2. Session Managerを使用したノードへのアクセス
SSHアクセスを開放することなく、Session Managerを使用してEKSノードに直接アクセスできます:
aws ssm start-session --target i-0123456789abcdef0
3. State Managerによる設定管理
State Managerを使用して、EKSノードグループの設定を一貫して維持します:
schemaVersion: '2.2'
description: 'EKSノードの標準設定を適用'
parameters:
ExtraSysctlSettings:
type: String
default: 'net.ipv4.ip_forward=1'
mainSteps:
- action: aws:runShellScript
name: configureSysctl
inputs:
runCommand:
- |
echo "{{ExtraSysctlSettings}}" >> /etc/sysctl.conf
sysctl -p
AWS Systems Managerによるコンテナモニタリング
CloudWatchとの統合
Systems ManagerのインサイトダッシュボードとCloudWatchメトリクスを組み合わせることで、コンテナ環境の包括的なモニタリングが可能になります。
# CloudWatch Agentの設定例
{
"metrics": {
"metrics_collected": {
"docker": {
"metrics_collection_interval": 60,
"resources": [
"*"
],
"dimensions": [
["ContainerName"]
]
}
}
}
}
OpsCenter活用によるインシデント管理
OpsItemsを使用してコンテナ関連のインシデントを追跡し、効率的に解決できます:
- EventBridgeルールを設定して、コンテナの異常を検出
- 検出時にOpsItemを自動作成
- 関連するリソースとアクションを関連付け
コンテナセキュリティの強化
パッチ管理
Patch Managerを使用して、コンテナホストのOSパッチを自動的に適用します。
# パッチベースラインの例
schemaVersion: '2.2'
description: 'コンテナホスト用セキュリティパッチベースライン'
parameters:
ApprovalDelay:
type: String
default: '7'
mainSteps:
- action: aws:runDocument
name: patchHost
inputs:
documentName: AWS-RunPatchBaseline
parameters:
Operation: Install
RebootOption: NoReboot
設定コンプライアンスの確認
Systems Managerコンプライアンスを使用して、コンテナホストが組織のセキュリティポリシーに準拠しているかを継続的に評価します。
自動化のベストプラクティス
1. オートメーションドキュメントの作成
コンテナ環境の一般的なオペレーションタスク用にカスタムオートメーションドキュメントを作成します:
- コンテナサービスのデプロイと更新
- スケーリング操作
- バックアップと復旧プロセス
- 障害復旧手順
2. EventBridgeとの連携
EventBridgeルールを設定して、特定のイベントが発生した際に自動的に対応アクションを実行します:
{
"source": ["aws.ecs"],
"detail-type": ["ECS Task State Change"],
"detail": {
"lastStatus": ["STOPPED"],
"stoppedReason": ["Essential container in task exited"]
}
}
このようなルールで異常停止を検知し、Systems Manager Automationで自動復旧プロセスを開始できます。
まとめ
AWS Systems Managerは、コンテナ環境の管理を効率化し、セキュリティと運用の信頼性を向上させる強力なツールです。
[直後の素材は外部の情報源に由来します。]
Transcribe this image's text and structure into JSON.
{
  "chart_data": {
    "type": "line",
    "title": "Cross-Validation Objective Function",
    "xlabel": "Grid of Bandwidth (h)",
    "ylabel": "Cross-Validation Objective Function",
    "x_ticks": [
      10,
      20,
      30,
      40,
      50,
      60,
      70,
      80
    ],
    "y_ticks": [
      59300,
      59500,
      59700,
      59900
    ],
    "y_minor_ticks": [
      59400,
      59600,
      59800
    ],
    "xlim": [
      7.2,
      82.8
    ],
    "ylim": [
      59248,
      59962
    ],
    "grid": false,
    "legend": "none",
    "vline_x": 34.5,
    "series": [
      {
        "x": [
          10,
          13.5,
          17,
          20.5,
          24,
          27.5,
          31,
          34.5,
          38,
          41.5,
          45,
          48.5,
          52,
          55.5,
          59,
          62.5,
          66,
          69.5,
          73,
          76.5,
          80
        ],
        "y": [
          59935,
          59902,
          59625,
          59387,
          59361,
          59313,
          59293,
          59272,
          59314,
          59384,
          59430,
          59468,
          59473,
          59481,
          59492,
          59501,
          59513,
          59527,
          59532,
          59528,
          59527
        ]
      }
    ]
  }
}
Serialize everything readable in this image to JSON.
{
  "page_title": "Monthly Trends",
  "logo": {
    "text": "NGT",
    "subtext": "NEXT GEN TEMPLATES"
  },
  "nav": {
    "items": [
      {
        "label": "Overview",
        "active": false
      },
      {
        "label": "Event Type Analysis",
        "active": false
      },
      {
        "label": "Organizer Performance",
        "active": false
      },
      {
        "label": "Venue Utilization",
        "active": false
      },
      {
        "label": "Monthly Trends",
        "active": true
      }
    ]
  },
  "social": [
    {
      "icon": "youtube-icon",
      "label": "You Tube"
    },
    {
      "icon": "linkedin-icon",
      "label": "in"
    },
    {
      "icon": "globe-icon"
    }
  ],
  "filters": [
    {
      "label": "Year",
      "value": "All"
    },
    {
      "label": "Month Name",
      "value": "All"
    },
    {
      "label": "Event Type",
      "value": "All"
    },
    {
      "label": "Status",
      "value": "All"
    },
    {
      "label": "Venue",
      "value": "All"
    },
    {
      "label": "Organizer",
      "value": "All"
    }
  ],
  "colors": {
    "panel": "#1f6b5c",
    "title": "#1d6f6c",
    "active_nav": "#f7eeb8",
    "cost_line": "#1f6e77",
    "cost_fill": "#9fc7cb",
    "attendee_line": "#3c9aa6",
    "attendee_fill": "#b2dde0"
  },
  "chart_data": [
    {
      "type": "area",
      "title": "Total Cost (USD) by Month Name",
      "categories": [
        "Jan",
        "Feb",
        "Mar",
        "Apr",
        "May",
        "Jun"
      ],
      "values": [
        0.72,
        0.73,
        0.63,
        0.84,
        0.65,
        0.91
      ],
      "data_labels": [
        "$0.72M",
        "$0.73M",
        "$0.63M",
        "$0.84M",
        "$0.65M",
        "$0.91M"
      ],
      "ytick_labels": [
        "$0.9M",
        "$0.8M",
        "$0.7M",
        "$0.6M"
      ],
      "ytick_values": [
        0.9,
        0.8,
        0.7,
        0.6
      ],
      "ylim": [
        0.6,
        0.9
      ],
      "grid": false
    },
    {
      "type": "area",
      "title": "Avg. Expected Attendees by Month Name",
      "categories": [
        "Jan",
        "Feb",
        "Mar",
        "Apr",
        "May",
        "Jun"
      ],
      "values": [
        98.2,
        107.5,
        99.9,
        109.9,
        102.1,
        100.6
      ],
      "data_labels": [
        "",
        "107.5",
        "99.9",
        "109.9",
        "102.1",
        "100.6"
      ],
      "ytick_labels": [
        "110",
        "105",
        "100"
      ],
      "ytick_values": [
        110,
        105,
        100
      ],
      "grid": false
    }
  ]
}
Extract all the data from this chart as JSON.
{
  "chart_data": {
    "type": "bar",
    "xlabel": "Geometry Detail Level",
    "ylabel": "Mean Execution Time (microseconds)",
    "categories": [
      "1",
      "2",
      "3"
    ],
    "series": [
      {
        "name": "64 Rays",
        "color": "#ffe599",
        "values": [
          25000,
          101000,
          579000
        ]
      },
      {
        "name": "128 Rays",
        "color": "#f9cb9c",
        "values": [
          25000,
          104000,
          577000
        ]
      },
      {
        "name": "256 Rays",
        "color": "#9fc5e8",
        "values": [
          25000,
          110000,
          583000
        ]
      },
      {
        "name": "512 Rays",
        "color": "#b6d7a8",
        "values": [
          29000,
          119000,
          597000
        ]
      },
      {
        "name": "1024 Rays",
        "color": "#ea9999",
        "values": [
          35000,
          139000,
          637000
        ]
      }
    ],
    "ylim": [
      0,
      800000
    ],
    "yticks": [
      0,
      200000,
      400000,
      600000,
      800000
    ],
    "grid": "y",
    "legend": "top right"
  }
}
ECSやEKSなどのコンテナサービスとSystems Managerを統合することで、以下のメリットが得られます:
- インフラストラクチャの可視性向上
- コンプライアンスとセキュリティの強化
- 運用タスクの自動化
- コスト効率の最適化
コンテナ技術の利点を最大限に活かしながら、管理の複雑さを軽減したい組織にとって、AWS Systems Managerは理想的な選択肢です。適切に実装することで、コンテナプラットフォームの信頼性と効率性を大幅に向上させることができます。